The invention may be embodied within an electronic apparatus comprising circuitry/logic or performing methods according to any of the embodiments of the invention. The electronic apparatus may, for example, be a portable or handheld mobile radio communication equipment, a mobile radio terminal, a mobile telephone, a communicator, an electronic organizer, a smartphone, a computer, a notebook, or a mobile gaming device. According to some embodiments of the invention, a computer program product comprises a computer readable medium such as, for example, a diskette, a USB-stick or a CD-ROM (compare with Figure 3). The computer readable medium may have stored thereon a computer program comprising program instructions. The computer program may be loadable into a data-processing unit, which may, for example, be comprised in a mobile terminal. When loaded into the data-processing unit, the computer program may be stored in a memory associated with or integral to the data-processing unit. According to some embodiments, the computer program may, when loaded into and run by the data-processing unit, cause the data-processing unit to execute method steps according to, for example, the methods shown in any of the Figures 1A-D and 2.

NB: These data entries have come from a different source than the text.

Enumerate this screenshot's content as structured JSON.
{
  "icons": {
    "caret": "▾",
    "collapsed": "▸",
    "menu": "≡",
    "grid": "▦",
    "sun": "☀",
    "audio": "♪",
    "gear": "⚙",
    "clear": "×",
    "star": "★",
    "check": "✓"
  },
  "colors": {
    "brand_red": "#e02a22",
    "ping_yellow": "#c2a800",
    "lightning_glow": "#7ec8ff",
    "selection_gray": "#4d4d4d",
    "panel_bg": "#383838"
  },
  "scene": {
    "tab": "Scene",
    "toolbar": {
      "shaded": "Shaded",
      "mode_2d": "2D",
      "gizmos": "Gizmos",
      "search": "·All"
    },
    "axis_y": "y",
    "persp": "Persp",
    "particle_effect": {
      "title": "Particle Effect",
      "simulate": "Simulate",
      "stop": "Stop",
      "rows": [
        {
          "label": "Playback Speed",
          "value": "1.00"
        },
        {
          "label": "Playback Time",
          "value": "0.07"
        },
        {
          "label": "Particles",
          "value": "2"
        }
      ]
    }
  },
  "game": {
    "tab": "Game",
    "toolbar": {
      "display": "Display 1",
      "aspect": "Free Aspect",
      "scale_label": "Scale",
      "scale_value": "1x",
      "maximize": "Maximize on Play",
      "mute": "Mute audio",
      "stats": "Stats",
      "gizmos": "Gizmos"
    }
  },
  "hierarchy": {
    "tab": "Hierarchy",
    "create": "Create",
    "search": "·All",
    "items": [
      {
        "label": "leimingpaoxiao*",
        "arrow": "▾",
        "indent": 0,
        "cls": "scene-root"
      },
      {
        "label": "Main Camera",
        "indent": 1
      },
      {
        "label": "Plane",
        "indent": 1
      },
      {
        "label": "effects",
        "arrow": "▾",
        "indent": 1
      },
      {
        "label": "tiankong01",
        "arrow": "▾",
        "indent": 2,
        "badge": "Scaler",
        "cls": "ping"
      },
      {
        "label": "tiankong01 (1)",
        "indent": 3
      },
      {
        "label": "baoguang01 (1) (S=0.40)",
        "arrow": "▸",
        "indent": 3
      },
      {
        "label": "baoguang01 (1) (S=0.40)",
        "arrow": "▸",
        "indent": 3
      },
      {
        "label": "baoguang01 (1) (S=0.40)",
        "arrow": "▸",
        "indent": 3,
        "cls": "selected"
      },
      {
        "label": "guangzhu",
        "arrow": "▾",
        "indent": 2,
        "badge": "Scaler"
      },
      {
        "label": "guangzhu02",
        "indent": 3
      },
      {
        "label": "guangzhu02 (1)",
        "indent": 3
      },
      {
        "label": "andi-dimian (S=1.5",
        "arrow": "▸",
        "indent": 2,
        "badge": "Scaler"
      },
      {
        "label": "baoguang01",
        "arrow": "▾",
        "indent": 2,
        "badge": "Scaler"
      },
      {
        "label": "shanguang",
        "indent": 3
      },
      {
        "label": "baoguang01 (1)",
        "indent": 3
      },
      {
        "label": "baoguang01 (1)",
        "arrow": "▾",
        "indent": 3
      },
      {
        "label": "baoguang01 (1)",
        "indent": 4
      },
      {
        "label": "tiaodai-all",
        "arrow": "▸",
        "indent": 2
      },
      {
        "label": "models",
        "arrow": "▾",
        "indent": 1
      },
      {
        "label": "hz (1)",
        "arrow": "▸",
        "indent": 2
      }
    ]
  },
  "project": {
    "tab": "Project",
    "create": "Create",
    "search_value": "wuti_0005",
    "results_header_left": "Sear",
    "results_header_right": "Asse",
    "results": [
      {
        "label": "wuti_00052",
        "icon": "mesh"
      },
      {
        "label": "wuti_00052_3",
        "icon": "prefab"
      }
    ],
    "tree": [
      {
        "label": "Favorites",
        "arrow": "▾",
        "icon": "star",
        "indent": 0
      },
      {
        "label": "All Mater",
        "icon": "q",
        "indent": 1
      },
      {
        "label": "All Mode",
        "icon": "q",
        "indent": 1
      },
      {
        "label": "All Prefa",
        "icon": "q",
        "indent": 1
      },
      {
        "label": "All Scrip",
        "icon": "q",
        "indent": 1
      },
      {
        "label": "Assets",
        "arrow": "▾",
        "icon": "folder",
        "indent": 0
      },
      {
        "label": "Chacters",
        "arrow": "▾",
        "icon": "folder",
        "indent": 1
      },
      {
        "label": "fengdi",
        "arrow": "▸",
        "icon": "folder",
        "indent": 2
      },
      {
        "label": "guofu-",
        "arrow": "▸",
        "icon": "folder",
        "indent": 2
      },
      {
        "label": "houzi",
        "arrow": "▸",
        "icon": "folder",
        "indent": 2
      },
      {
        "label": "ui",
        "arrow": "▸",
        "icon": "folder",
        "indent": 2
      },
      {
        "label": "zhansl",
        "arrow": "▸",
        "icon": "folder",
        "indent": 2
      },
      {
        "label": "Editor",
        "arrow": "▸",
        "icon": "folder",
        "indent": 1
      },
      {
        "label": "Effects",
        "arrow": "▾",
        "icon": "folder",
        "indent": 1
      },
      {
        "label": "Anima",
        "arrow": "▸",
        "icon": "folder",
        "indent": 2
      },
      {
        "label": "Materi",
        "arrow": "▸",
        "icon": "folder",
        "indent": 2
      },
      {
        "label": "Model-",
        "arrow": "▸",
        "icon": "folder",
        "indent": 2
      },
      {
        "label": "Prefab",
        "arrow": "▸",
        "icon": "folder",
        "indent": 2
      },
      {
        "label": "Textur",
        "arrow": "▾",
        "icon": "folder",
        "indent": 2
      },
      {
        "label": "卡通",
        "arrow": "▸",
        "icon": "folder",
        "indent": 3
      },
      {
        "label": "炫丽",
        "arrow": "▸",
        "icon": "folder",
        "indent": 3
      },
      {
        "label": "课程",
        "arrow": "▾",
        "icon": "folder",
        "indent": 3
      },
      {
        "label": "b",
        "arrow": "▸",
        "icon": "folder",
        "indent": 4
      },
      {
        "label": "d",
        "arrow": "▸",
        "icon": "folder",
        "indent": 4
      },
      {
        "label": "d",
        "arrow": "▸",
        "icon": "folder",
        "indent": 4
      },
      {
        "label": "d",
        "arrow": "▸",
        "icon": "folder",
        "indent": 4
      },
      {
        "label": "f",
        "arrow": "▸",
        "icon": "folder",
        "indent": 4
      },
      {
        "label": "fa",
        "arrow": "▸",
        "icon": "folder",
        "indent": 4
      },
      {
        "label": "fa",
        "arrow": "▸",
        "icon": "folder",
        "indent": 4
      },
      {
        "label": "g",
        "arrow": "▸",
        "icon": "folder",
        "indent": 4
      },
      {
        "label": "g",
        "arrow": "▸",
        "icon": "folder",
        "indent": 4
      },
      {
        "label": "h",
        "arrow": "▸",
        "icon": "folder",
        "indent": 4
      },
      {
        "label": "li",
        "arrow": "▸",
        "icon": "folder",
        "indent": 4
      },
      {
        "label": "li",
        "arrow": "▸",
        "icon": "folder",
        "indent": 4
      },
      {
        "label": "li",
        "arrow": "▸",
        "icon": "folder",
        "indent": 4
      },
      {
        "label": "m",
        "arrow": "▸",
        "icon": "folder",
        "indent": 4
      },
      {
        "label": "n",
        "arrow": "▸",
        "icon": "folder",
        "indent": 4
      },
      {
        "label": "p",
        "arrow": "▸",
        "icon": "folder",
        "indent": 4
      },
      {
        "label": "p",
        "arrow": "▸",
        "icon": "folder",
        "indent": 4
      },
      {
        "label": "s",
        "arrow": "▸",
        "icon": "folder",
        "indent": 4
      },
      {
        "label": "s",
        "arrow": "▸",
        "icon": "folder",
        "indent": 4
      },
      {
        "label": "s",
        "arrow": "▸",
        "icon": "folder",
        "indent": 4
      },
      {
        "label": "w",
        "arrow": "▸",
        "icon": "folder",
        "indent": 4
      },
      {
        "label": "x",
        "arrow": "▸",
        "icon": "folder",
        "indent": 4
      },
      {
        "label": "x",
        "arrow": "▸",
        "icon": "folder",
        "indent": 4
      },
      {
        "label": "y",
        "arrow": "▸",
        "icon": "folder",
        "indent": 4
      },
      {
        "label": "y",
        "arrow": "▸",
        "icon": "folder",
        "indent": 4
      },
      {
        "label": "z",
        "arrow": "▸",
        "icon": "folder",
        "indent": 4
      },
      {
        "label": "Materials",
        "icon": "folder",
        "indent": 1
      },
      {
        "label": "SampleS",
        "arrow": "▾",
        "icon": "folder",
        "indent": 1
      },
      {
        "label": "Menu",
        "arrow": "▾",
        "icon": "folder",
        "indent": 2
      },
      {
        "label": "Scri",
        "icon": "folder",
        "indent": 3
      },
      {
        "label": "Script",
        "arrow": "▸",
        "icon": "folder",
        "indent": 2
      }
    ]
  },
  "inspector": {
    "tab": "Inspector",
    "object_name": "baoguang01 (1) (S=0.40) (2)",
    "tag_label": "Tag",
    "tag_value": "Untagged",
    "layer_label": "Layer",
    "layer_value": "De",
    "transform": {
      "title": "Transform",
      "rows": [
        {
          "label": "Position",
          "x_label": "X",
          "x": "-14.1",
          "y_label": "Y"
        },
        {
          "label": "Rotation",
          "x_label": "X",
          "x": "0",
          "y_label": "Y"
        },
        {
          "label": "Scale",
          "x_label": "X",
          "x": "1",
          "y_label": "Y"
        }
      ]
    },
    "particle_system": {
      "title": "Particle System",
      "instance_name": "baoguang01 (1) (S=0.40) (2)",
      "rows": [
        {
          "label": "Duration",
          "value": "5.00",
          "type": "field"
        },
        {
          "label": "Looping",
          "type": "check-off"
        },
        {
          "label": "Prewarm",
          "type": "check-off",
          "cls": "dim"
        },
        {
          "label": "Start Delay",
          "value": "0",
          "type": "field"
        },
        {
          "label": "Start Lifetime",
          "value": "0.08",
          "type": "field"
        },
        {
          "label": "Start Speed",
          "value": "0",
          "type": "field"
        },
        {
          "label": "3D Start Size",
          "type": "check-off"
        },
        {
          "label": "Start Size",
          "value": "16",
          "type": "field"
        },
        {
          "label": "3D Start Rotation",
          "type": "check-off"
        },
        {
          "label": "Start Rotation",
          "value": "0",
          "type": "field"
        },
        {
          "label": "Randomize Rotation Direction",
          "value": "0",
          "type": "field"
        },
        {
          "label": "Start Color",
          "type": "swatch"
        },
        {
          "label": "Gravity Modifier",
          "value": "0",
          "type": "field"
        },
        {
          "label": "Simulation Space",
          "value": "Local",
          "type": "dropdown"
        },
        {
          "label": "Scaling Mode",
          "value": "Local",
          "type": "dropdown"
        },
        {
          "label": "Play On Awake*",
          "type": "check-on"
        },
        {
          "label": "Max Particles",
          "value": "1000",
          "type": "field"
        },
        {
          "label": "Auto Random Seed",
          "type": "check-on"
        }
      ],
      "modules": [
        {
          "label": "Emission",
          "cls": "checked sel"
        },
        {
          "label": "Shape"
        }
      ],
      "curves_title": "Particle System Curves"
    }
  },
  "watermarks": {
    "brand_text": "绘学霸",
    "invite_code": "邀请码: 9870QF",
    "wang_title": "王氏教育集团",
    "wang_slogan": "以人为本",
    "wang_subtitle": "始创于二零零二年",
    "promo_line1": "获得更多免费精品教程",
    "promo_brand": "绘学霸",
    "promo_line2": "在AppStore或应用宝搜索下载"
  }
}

The invention has been described herein with reference to various

embodiments. However, a person skilled in the art would recognize numerous variations to the described embodiments that would still fall within the scope of the invention. For example, the method embodiments described herein describes example methods through method steps being performed in a certain order. However, it is recognized that these sequences of events may take place in another order without departing from the scope of the invention. Furthermore, some method steps may be performed in parallel even though they have been described as being performed in sequence.

In the same manner, it should be noted that in the description of embodiments of the invention, the partition of functional blocks into particular units is by no means limiting to the invention. Contrarily, these partitions are merely examples. Functional blocks described herein as one unit may be split into two or more units. In the same manner, functional blocks that are described herein as being implemented as two or more units may be implemented as a single unit without departing from the scope of the invention.

Hence, it should be understood that the limitations of the described

embodiments are merely for illustrative purpose and by no means limiting. Instead, the scope of the invention is defined by the appended claims rather than by the description, and all variations that fall within the range of the claims are intended to be embraced therein.